VII. Arizona: Football Out-of-Staters Welcome
In Arizona, Manning could re-create the success of Kurt Warner, another aging quarterback coming off of injuries and an address change who almost won a Super Bowl with the Cardinals. Manning would get an offensive-minded coach, a top receiver and an easy path to the playoffs.
The three weakest divisions, in no particular order, are the AFC West, the AFC South, and the NFC West (perpetually).
Whether Peyton chooses to play for Arizona, San Francisco or even Seattle, his opposition would be minimal. The 49ers would be the biggest threat, having come off a near-Super Bowl appearance, but their quarterback situation is also up in the air, and could prevent a repeat season.

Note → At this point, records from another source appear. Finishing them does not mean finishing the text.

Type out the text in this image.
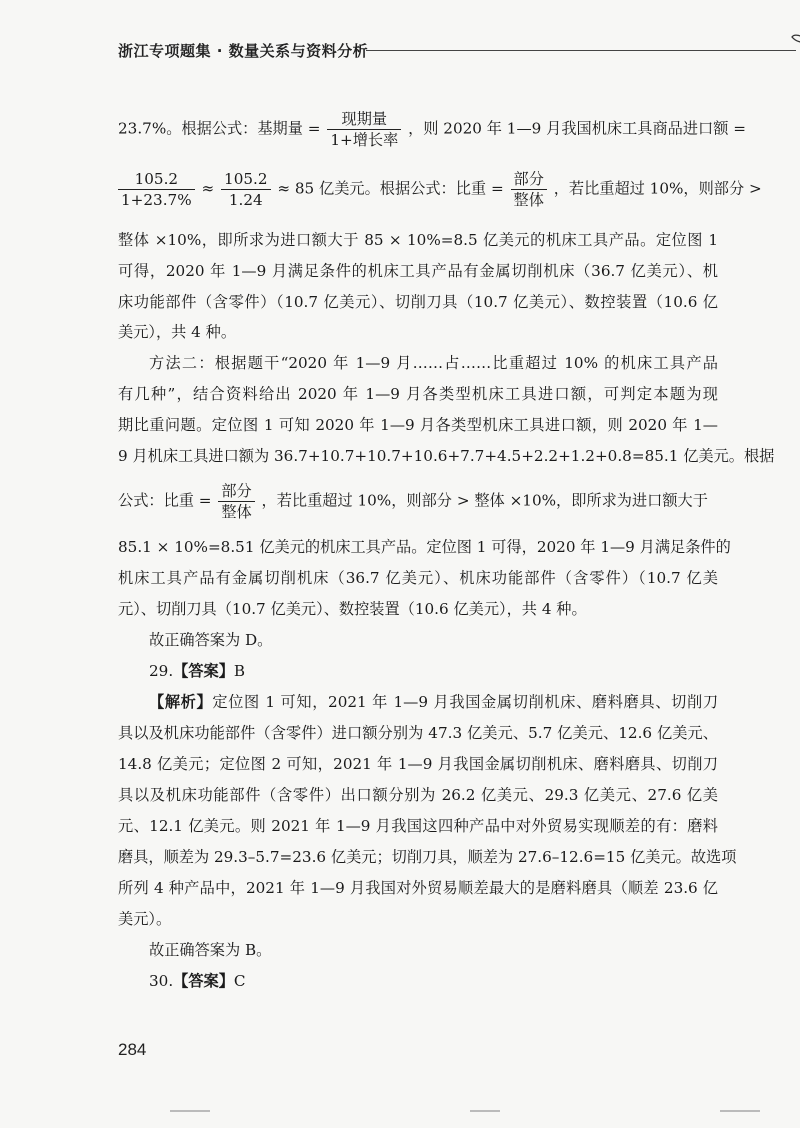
浙江专项题集 · 数量关系与资料分析
23.7%。根据公式：基期量 = $\frac{\text{现期量}}{\text{1+增长率}}$ ，则 2020 年 1—9 月我国机床工具商品进口额 =
$\frac{105.2}{1+23.7\%} \approx \frac{105.2}{1.24} \approx 85$ 亿美元。根据公式：比重 = $\frac{\text{部分}}{\text{整体}}$ ，若比重超过 10%，则部分 >
整体 ×10%，即所求为进口额大于 85 × 10%=8.5 亿美元的机床工具产品。定位图 1
可得，2020 年 1—9 月满足条件的机床工具产品有金属切削机床（36.7 亿美元）、机
床功能部件（含零件）（10.7 亿美元）、切削刀具（10.7 亿美元）、数控装置（10.6 亿
美元），共 4 种。
方法二：根据题干“2020 年 1—9 月……占……比重超过 10% 的机床工具产品
有几种”，结合资料给出 2020 年 1—9 月各类型机床工具进口额，可判定本题为现
期比重问题。定位图 1 可知 2020 年 1—9 月各类型机床工具进口额，则 2020 年 1—
9 月机床工具进口额为 36.7+10.7+10.7+10.6+7.7+4.5+2.2+1.2+0.8=85.1 亿美元。根据
公式：比重 = $\frac{\text{部分}}{\text{整体}}$ ，若比重超过 10%，则部分 > 整体 ×10%，即所求为进口额大于
85.1 × 10%=8.51 亿美元的机床工具产品。定位图 1 可得，2020 年 1—9 月满足条件的
机床工具产品有金属切削机床（36.7 亿美元）、机床功能部件（含零件）（10.7 亿美
元）、切削刀具（10.7 亿美元）、数控装置（10.6 亿美元），共 4 种。
故正确答案为 D。
29.【答案】B
【解析】定位图 1 可知，2021 年 1—9 月我国金属切削机床、磨料磨具、切削刀
具以及机床功能部件（含零件）进口额分别为 47.3 亿美元、5.7 亿美元、12.6 亿美元、
14.8 亿美元；定位图 2 可知，2021 年 1—9 月我国金属切削机床、磨料磨具、切削刀
具以及机床功能部件（含零件）出口额分别为 26.2 亿美元、29.3 亿美元、27.6 亿美
元、12.1 亿美元。则 2021 年 1—9 月我国这四种产品中对外贸易实现顺差的有：磨料
磨具，顺差为 29.3–5.7=23.6 亿美元；切削刀具，顺差为 27.6–12.6=15 亿美元。故选项
所列 4 种产品中，2021 年 1—9 月我国对外贸易顺差最大的是磨料磨具（顺差 23.6 亿
美元）。
故正确答案为 B。
30.【答案】C
284
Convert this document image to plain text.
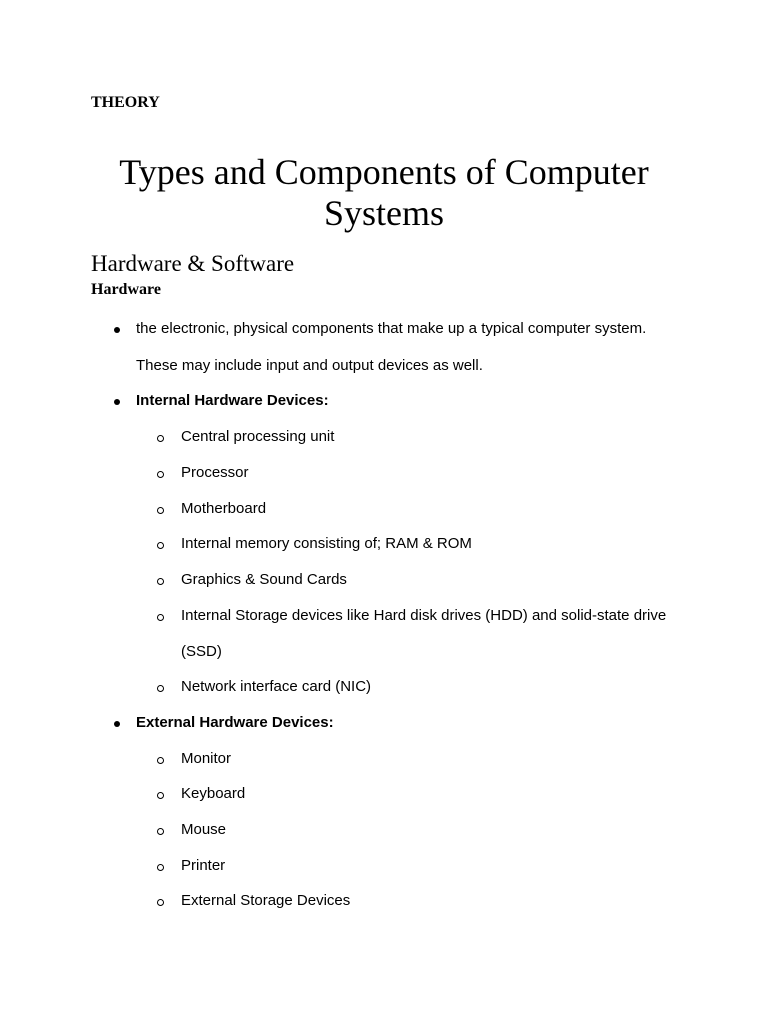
THEORY
Types and Components of Computer
Systems
Hardware & Software
Hardware
the electronic, physical components that make up a typical computer system.
These may include input and output devices as well.
Internal Hardware Devices:
Central processing unit
Processor
Motherboard
Internal memory consisting of; RAM & ROM
Graphics & Sound Cards
Internal Storage devices like Hard disk drives (HDD) and solid-state drive
(SSD)
Network interface card (NIC)
External Hardware Devices:
Monitor
Keyboard
Mouse
Printer
External Storage Devices
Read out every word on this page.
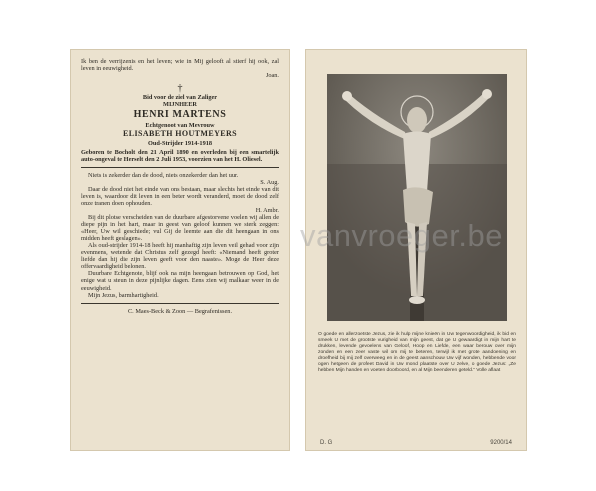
Ik ben de verrijzenis en het leven; wie in Mij gelooft al stierf hij ook, zal leven in eeuwigheid.

Joan.

†
Bid voor de ziel van Zaliger
MIJNHEER
HENRI MARTENS
Echtgenoot van Mevrouw
ELISABETH HOUTMEYERS
Oud-Strijder 1914-1918

Geboren te Bocholt den 21 April 1890 en overleden bij een smartelijk auto-ongeval te Herselt den 2 Juli 1953, voorzien van het H. Oliesel.

Niets is zekerder dan de dood, niets onzekerder dan het uur.

S. Aug.

Daar de dood niet het einde van ons bestaan, maar slechts het einde van dit leven is, waardoor dit leven in een beter wordt veranderd, moet de dood zelf onze tranen doen ophouden.

H. Ambr.

Bij dit plotse verscheiden van de duurbare afgestorvene voelen wij allen de diepe pijn in het hart, maar in geest van geloof kunnen we sterk zeggen: «Heer, Uw wil geschiede; vul Gij de leemte aan die dit heengaan in ons midden heeft geslagen».

Als oud-strijder 1914-18 heeft hij manhaftig zijn leven veil gehad voor zijn evenmens, wetende dat Christus zelf gezegd heeft: «Niemand heeft groter liefde dan hij die zijn leven geeft voor den naaste». Moge de Heer deze offervaardigheid belonen.

Duurbare Echtgenote, blijf ook na mijn heengaan betrouwen op God, het enige wat u steun in deze pijnlijke dagen. Eens zien wij malkaar weer in de eeuwigheid.

Mijn Jezus, barmhartigheid.

C. Maes-Beck & Zoon — Begrafenissen.
O goede en allerzoetste Jezus, zie ik hulp mijne knieën in Uw tegenwoordigheid, ik bid en smeek U met de grootste vurigheid van mijn geest, dat ge U gewaardigt in mijn hart te drukken, levende gevoelens van Geloof, Hoop en Liefde, een waar berouw over mijn zonden en een zeer vaste wil om mij te beteren, terwijl ik met grote aandoening en droefheid bij mij zelf overweeg en in de geest aanschouw Uw vijf wonden, hebbende voor ogen hetgeen de profeet David in Uw mond plaatste over U zelve, o goede Jezus: „Ze hebben Mijn handen en voeten doorboord, en al Mijn beenderen geteld.” Volle aflaat
D. G	9200/14
vanvroeger.be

VIII. This One’s NOT for John
Most people are saying that John Elway is a huge bonus for the Broncos in the Manning proceedings. He probably is. However, there is the possibility that Manning isn’t interested in working in the shadow of John Elway (AND Tim Tebow’s shadow, whose aura comes not from his on-field exploits, but from the heavens).
The only town in America that is more closely associated with a star athlete than Manning was with Indy is how Denver is with John Elway. There is a reason why no quarterback has succeeded in Denver since Elway retired…the shoes are impossible to fill.
IX. Tebow Time
Peyton Manning is, fundamentally and statistically, a better quarterback than Tim Tebow. Manning has been, for most of the last decade, the most famous, marketable player in the NFL. Until now. Until Tim Tebow time. Tebow became not just the most popular player in the NFL (virtually overnight), but the most popular athlete in the U.S.
And he did so faster than any other athlete in history.
If healthy, Peyton Manning has nothing to fear from Tim Tebow on the field. Off the field is a different matter. The Tebow fan base is unique, passionate and huge. Backlash towards Elway, Manning and anything less than a Super Bowl win from the two could be unprecedented.
X. Some Pale, Boulder Hippie Chick with Hairy Armpits...or a Latin Beauty with a Great Tan?
In sum, when you add it all up, Peyton Manning coming to Denver doesn’t make much sense after all. I, like everyone else, have no idea. But if I were Peyton Manning (how I wish I was), I would have to think that Denver has more cons than pros. Moreover, the cons are really big cons, and the pros aren’t that significant.
Like a first date on Match.com, you might be able to settle down with the person, but you'd do well looking around some more and finding someone else (in a sunny place) much better looking.